X.—Ah, veo que simpatiza con la doxa como peso vertical de los cuerpos. Si existe la paradoja, parece desprenderse de sus afirmaciones, es porque, con relación a un cuerpo, irrumpe el desvío. Si existe esa posibilidad, es porque existe la imposibilidad de transformarse, de hacer un segundo nacimiento corporal, mientras los sentidos previos, los de siempre, permanezcan invariables. Existe, todo lo que no es yo con relación a un instante, la fría extensión espacial y la fría continuidad temporal. Usted ve, paralelismo tiempo espacial, que la continuidad se va a constituir en una sustancia histórica; que esa continuidad se va convirtiendo en una resistencia. Y que las asimetrías y las desemejanzas entre nuestro cuerpo y esa extensión—sus acercamientos son imposibles porque si en ellos puede aparecer la voluntad de semejanza es solo como máscara voluptuosa de la muerte—constituyen la gran masa de la continuidad. Es viciosa cuando el paralelismo entre nuestro cuerpo y esa extensión es perfecto. Pero lo que siglos después de los griegos tenemos que entender por salud, es liberarse del peso muerto de la masa de esa extensión, la ligereza para emprender el segundo nacimiento. Así nuestro cuerpo cuando entra en la vida y cuando muere está sorprendido, sus sentidos no están adormecidos por un paisaje anterior.

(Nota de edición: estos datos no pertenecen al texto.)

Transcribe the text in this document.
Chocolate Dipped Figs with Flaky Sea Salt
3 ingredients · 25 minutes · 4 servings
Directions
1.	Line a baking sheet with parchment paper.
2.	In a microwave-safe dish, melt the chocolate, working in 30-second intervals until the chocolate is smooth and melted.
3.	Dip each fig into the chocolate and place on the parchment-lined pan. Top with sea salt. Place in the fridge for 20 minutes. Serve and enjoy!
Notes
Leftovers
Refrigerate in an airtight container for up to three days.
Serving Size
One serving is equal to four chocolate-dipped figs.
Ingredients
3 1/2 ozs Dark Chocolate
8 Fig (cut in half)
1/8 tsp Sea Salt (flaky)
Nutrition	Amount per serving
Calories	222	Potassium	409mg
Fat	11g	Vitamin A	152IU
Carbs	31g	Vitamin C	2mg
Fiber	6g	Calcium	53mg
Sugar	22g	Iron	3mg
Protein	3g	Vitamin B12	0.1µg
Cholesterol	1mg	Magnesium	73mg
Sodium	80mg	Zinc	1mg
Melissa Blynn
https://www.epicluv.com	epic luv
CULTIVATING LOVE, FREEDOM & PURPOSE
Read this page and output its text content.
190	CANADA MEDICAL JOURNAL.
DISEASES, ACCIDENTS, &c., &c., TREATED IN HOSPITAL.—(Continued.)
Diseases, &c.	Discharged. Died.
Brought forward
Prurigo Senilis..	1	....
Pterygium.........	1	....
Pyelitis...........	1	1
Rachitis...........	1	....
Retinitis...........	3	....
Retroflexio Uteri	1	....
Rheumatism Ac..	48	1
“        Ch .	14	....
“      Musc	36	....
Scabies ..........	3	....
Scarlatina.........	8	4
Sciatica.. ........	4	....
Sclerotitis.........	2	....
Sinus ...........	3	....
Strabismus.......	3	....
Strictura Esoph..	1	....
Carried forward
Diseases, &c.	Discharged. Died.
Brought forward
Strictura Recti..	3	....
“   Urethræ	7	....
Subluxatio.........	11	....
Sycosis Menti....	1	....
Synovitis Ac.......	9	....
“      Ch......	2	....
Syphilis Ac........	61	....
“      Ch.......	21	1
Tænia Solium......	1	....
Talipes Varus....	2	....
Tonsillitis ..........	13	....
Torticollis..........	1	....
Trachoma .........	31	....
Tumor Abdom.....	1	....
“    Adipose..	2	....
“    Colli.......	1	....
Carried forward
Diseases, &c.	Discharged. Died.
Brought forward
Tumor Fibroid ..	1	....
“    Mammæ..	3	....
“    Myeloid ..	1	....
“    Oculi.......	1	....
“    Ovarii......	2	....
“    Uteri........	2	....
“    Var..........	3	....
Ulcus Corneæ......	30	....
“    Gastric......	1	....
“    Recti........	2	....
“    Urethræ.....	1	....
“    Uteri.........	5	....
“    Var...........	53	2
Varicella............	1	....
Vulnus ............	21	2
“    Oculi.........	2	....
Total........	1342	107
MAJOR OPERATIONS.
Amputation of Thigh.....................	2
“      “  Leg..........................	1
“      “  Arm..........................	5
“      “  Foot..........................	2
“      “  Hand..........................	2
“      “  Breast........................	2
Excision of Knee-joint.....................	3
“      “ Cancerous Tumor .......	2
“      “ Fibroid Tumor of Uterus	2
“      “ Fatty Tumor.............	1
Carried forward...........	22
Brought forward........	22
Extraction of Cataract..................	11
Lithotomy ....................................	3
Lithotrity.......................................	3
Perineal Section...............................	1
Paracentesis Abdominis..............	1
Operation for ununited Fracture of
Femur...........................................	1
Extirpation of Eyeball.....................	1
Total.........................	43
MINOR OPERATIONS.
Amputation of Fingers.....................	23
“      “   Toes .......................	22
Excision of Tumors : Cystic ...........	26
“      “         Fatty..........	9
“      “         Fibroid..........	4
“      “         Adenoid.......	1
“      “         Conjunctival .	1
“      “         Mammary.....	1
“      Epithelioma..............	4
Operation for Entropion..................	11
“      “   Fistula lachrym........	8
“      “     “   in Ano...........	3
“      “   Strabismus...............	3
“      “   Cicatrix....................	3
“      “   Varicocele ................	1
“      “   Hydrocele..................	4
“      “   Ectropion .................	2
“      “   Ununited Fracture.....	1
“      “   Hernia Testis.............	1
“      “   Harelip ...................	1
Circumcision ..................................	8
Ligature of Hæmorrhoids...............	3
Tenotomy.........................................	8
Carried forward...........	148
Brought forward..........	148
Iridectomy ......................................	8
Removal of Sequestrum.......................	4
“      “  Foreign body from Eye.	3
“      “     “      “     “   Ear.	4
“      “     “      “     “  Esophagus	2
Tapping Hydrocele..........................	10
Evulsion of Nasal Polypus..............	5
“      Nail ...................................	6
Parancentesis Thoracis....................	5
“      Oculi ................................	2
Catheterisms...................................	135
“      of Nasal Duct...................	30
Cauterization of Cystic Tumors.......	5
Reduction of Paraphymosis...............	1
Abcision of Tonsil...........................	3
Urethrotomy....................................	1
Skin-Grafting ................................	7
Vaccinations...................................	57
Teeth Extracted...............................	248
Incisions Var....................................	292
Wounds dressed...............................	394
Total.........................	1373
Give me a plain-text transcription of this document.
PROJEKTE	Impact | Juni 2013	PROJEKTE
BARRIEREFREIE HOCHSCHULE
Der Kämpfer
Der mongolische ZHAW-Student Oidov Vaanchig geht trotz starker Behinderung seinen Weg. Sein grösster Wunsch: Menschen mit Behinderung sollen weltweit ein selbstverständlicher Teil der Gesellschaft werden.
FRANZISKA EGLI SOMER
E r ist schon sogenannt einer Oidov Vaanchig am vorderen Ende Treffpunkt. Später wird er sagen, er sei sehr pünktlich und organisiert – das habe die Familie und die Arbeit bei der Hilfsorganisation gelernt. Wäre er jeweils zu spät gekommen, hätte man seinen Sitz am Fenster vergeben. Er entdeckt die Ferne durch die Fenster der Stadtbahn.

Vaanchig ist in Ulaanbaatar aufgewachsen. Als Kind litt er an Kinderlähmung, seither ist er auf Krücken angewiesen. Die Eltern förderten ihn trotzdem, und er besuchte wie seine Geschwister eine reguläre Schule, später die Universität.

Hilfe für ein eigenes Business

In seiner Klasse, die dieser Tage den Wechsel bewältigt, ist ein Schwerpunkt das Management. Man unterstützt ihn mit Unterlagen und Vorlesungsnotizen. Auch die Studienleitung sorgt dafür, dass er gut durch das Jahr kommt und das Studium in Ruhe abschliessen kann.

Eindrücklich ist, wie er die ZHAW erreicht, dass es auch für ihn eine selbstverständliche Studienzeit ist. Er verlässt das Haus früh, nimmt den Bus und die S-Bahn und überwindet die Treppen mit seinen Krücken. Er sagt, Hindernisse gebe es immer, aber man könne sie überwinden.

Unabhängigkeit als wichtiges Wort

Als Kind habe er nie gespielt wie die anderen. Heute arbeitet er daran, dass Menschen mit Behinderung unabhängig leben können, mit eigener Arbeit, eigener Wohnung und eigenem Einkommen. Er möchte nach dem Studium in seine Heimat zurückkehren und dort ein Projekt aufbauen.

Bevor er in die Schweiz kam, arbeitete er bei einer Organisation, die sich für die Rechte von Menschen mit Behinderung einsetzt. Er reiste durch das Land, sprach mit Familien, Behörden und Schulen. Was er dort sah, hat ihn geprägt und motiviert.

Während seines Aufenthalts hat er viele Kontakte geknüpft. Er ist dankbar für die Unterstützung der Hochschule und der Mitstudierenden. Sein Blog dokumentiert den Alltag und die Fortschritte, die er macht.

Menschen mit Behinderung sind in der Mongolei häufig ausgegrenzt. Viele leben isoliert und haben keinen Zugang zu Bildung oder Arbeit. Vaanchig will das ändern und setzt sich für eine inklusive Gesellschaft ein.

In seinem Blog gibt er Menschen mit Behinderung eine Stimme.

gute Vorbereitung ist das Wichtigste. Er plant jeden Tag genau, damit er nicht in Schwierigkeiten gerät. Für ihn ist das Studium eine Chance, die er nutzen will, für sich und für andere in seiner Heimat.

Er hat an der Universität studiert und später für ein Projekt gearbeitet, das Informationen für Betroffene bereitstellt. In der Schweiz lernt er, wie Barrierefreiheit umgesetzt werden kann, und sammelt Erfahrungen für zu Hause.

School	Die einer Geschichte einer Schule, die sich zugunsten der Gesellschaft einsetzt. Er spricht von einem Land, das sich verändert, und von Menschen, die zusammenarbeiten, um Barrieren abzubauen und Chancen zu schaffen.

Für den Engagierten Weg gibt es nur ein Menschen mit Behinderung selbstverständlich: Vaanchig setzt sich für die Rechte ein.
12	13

Así la paradoja consistía en una adaptación a lo conocido, a lo caído que ya ha ido formando una sustancia horizontal. Claro que desde ese punto de vista la adaptación es imposible, porque el sujeto pulverizaba al objeto, o al revés, Sus acercamientos, los nuevos acercamientos o rechazos, constituían un espacio vicioso en el que el yo trataba de ir de espaldas a una extensión que al hacerse continuidad se trocaba en sustancia histórica. Por eso el español no puede ser paradójico, sino contradictorio. El español cree que el aumento o la penetración intensificada entre el yo y la extensión hecha sustancia, está reñido con su agudeza para la resistencia. Por eso Cervantes nos dice no te asotiles tanto que te despuntarás. Prefiere ese instrumento puntiforme con el que toca la extensión; es su resistencia, que sabe que el costado tiene que ser iluminado por la punta de la lanza. Sabe que el hombre de violencia tiene que penetrar en el cuerpo doloroso. Acto que verifica con una carnalidad oscura, con una violencia oscura. No intenta prolongar la oposición entre el yo y la extensión, sino ir hacia ella, como una punta tiene que ir hacia un fuego.